The first speaker at the Las Vegas meetup is Sean Falconer, Head of Developer Relations & Product Marketing at Skyflow. He is going to talk about why data privacy is problematic and why our current patchwork solutions continue to fail:
Attendees will get the context for why companies, even super well-funded ones, continue to struggle with data privacy and how a data privacy vault can alleviate these struggles.
“…customer data needs to be handled with more care and treated differently than a click on a webpage.”
There are a couple of reasons why data privacy is hard for companies, Sean points out. The first is that historically, going back to the first widespread use of office software in the 1980s, we’ve treated all data the same. A customer record is stored in the exact location and treated with the same level of sensitivity as any other application data. This is a false assumption:
Just as you likely keep your passport somewhere safe and handle it with more care than your batteries, customer data needs to be dealt with more care and treated differently than a click on a webpage.

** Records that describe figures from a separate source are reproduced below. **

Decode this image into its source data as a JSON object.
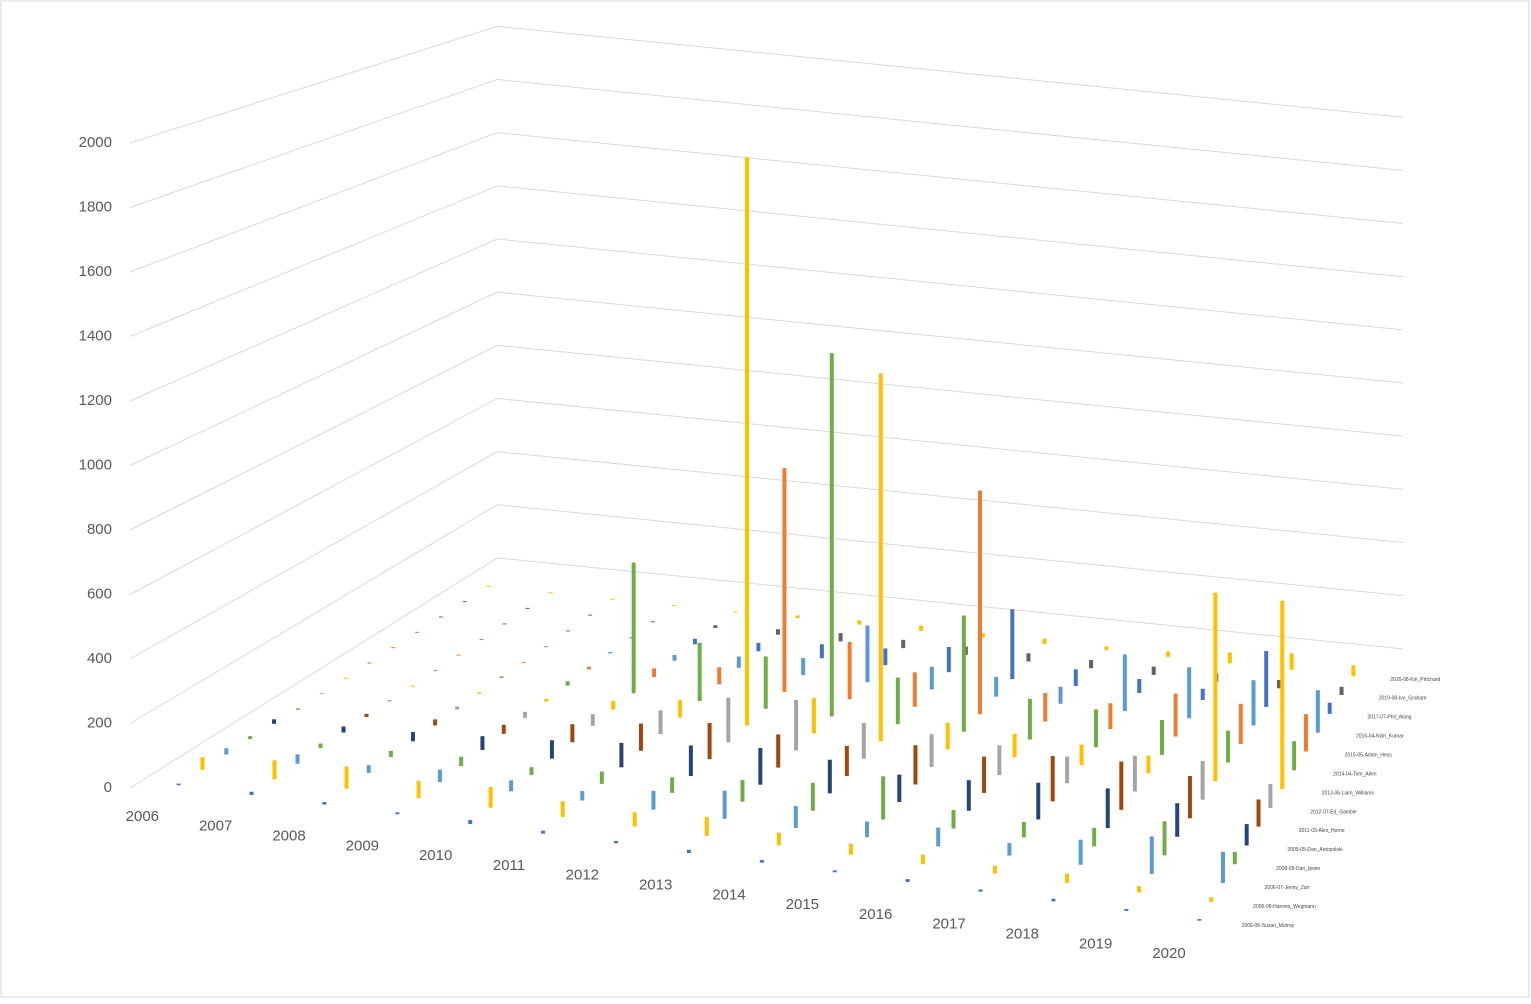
{
  "chart_data": {
    "type": "bar3d",
    "categories": [
      "2006",
      "2007",
      "2008",
      "2009",
      "2010",
      "2011",
      "2012",
      "2013",
      "2014",
      "2015",
      "2016",
      "2017",
      "2018",
      "2019",
      "2020"
    ],
    "ylim": [
      0,
      2000
    ],
    "yticks": [
      0,
      200,
      400,
      600,
      800,
      1000,
      1200,
      1400,
      1600,
      1800,
      2000
    ],
    "grid": true,
    "series": [
      {
        "name": "2006-06-Susan_Murray",
        "color": "#4472c4",
        "values": [
          5,
          10,
          8,
          6,
          12,
          9,
          7,
          10,
          8,
          6,
          9,
          7,
          8,
          6,
          5
        ]
      },
      {
        "name": "2006-08-Hannes_Wegmann",
        "color": "#ffc000",
        "values": [
          40,
          60,
          70,
          55,
          65,
          50,
          45,
          60,
          40,
          35,
          30,
          25,
          30,
          20,
          15
        ]
      },
      {
        "name": "2006-07-Jenny_Zarr",
        "color": "#5b9bd5",
        "values": [
          20,
          30,
          25,
          40,
          35,
          30,
          60,
          90,
          70,
          50,
          60,
          40,
          80,
          120,
          100
        ]
      },
      {
        "name": "2008-05-Dan_Ipsen",
        "color": "#70ad47",
        "values": [
          10,
          15,
          20,
          30,
          25,
          40,
          50,
          70,
          90,
          140,
          60,
          50,
          60,
          110,
          40
        ]
      },
      {
        "name": "2009-05-Dan_Antopolski",
        "color": "#264478",
        "values": [
          15,
          20,
          30,
          45,
          60,
          80,
          100,
          120,
          110,
          90,
          100,
          120,
          130,
          110,
          70
        ]
      },
      {
        "name": "2011-03-Alex_Horne",
        "color": "#9e480e",
        "values": [
          0,
          10,
          20,
          30,
          60,
          90,
          120,
          110,
          100,
          130,
          120,
          150,
          160,
          140,
          90
        ]
      },
      {
        "name": "2012-07-Ed_Gamble",
        "color": "#a5a5a5",
        "values": [
          0,
          5,
          10,
          20,
          40,
          80,
          150,
          170,
          120,
          110,
          100,
          90,
          120,
          130,
          80
        ]
      },
      {
        "name": "2013-06-Liam_Williams",
        "color": "#ffc000",
        "values": [
          0,
          0,
          5,
          10,
          30,
          60,
          1930,
          120,
          1250,
          90,
          80,
          70,
          60,
          640,
          640
        ]
      },
      {
        "name": "2014-04-Tom_Allen",
        "color": "#70ad47",
        "values": [
          0,
          0,
          5,
          15,
          450,
          200,
          180,
          1250,
          160,
          400,
          140,
          130,
          120,
          110,
          100
        ]
      },
      {
        "name": "2015-05-Adam_Hess",
        "color": "#ed7d31",
        "values": [
          0,
          0,
          0,
          10,
          30,
          60,
          780,
          200,
          120,
          780,
          100,
          90,
          150,
          140,
          130
        ]
      },
      {
        "name": "2016-04-Nish_Kumar",
        "color": "#5b9bd5",
        "values": [
          0,
          0,
          0,
          5,
          20,
          40,
          60,
          200,
          80,
          70,
          60,
          200,
          180,
          160,
          150
        ]
      },
      {
        "name": "2017-07-Phil_Wang",
        "color": "#4472c4",
        "values": [
          0,
          0,
          0,
          0,
          20,
          30,
          50,
          60,
          90,
          250,
          60,
          50,
          40,
          200,
          40
        ]
      },
      {
        "name": "2019-08-Ivo_Graham",
        "color": "#636363",
        "values": [
          0,
          0,
          0,
          0,
          10,
          20,
          30,
          30,
          30,
          30,
          30,
          30,
          30,
          30,
          30
        ]
      },
      {
        "name": "2020-08-Kiri_Pritchard",
        "color": "#ffc000",
        "values": [
          0,
          0,
          0,
          0,
          0,
          10,
          15,
          20,
          15,
          20,
          15,
          20,
          40,
          60,
          40
        ]
      }
    ]
  }
}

We’ve failed to recognize that customer data fundamentally differs from regular application data. Now it is replicated, copied, and fragmented everywhere within our infrastructure. In the 1980s, in a disconnected on-prem world, that wasn’t a big deal. With hugely scaled applications serving millions or even billions of users with thousands of data sources, this becomes a big big problem. Today companies don’t know where their customer data is:
This makes it impossible for them to answer basic questions, like what data we are storing and where it is stored. Compliance is easy and data security is possible if you know where it is.
Is there any hope of doing data privacy correctly?
Even if a company decides or is forced to prioritize data privacy, at this point, with these vast scaled systems where they’ve lost track of where things are, it’s an intractable problem, Sean explains.
They reactively attempt to stitch together different point solutions to plug holes in the problem, but putting a bandaid over a broken limb doesn’t make it less broken. Nonetheless, there is some hope in companies like Netflix, Google, and Apple that have pioneered a technology known as a zero trust PII data privacy vault:
A data privacy vault is a radically different and straightforward approach to solving these common data privacy problems.
As an industry, we need to recognize that privacy is a fundamental human right and that our engineers and entrepreneurs are responsible for doing right by our customers and prioritize protecting their data, Sean concludes. We need to solve this problem not by stitching together point solutions over an existing system:
We need to take a first principles architectural approach to the problem, shifting privacy left and making it an engineering problem, not about marking off a list of compliance requirements.
Alongside Sean, Infobip’s Chief Developer Experience Officer and Founder of Infobip Shift Conference Ivan Burazin will take the stage. He will talk about Developer Awareness Experiments. With everyone in a constant attention deficit, creating awareness in the developer community is becoming harder, especially at scale and within a now constrained budget:
So with that in mind, we conducted a few creative experiments to see what would happen. In this talk, we walk through one of them.